OKP 2 Kecamatan Lakukan Aksi di Polres Maba Selatan

Meminta kepada Kapolda Maluku Utara (Malut) agar segera usut tuntas pelaku pembunuhan yang terjadi saat ini. Massa aksi juga meminta kepada Kapolri untuk membentuk tim khusus dan melakukan operasi militer dalam rangka menyisir hutan Halmahera.

Tuntutan terakhir para massa aksi yang disampaikan adalah meminta kepada Polda Malut dan Polres Haltim agar dapat tuntaskan 8 DPO yang hingga kini belum juga tertangkap.

“Kami juga menegaskan jika tidak dipenuhi, maka akan menimbulkan amarah warga yang meninggi,” kata Korlap Aksi Nanang Suaib.

Sementara itu Kapolres Haltim AKBP. Eddy Sugiharto menanggapi massa aksi dan menyampaikan turut berduka cita atas meninggalnya korban pembunuhan yang terjadi di Gotowasi Maba Selatan.

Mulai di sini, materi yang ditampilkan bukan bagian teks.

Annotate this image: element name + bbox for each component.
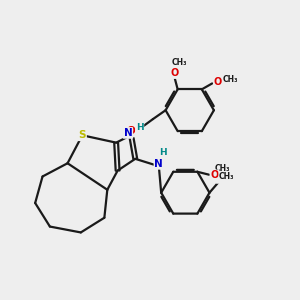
- Text: O: O: [127, 126, 135, 136]
- Text: N: N: [124, 128, 132, 138]
- Text: S: S: [79, 130, 86, 140]
- Text: CH₃: CH₃: [215, 164, 230, 173]
- Text: O: O: [171, 68, 179, 78]
- Text: CH₃: CH₃: [219, 172, 235, 181]
- Text: CH₃: CH₃: [171, 58, 187, 67]
- Text: H: H: [159, 148, 167, 158]
- Text: CH₃: CH₃: [223, 74, 239, 83]
- Text: O: O: [210, 170, 219, 180]
- Text: H: H: [136, 123, 143, 132]
- Text: O: O: [217, 173, 225, 183]
- Text: O: O: [214, 77, 222, 87]
- Text: N: N: [154, 159, 163, 169]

Kapolres mengakui jika pihaknya saat ini selalu berupaya melakukan program pengamanan Kamtibmas dalam rangka keamanan dan kenyamanan warga, akan tetapi dirinya mengakui masih saja terjadi aksi pembunuhan yang tidak diduga akan terjadi.

“Salah satu program kegiatan Polres yaitu Kamtibmas  dengan target tidak ada masalah terkait Kamtibmas namun masih terjadi pula, banyak upaya yang sudah dilaksanakan oleh pihak polres,” katanya.

Kata dia selaku orang yang dituakan di tubuh Polres Haltim, tentu  akan berupaya semaksimal mungkin untuk menuntaskan kasus tersebut. 

Ia juga meminta bantuan dari masyarakat untuk selalu mensupport dalam menangani kasus tersebut.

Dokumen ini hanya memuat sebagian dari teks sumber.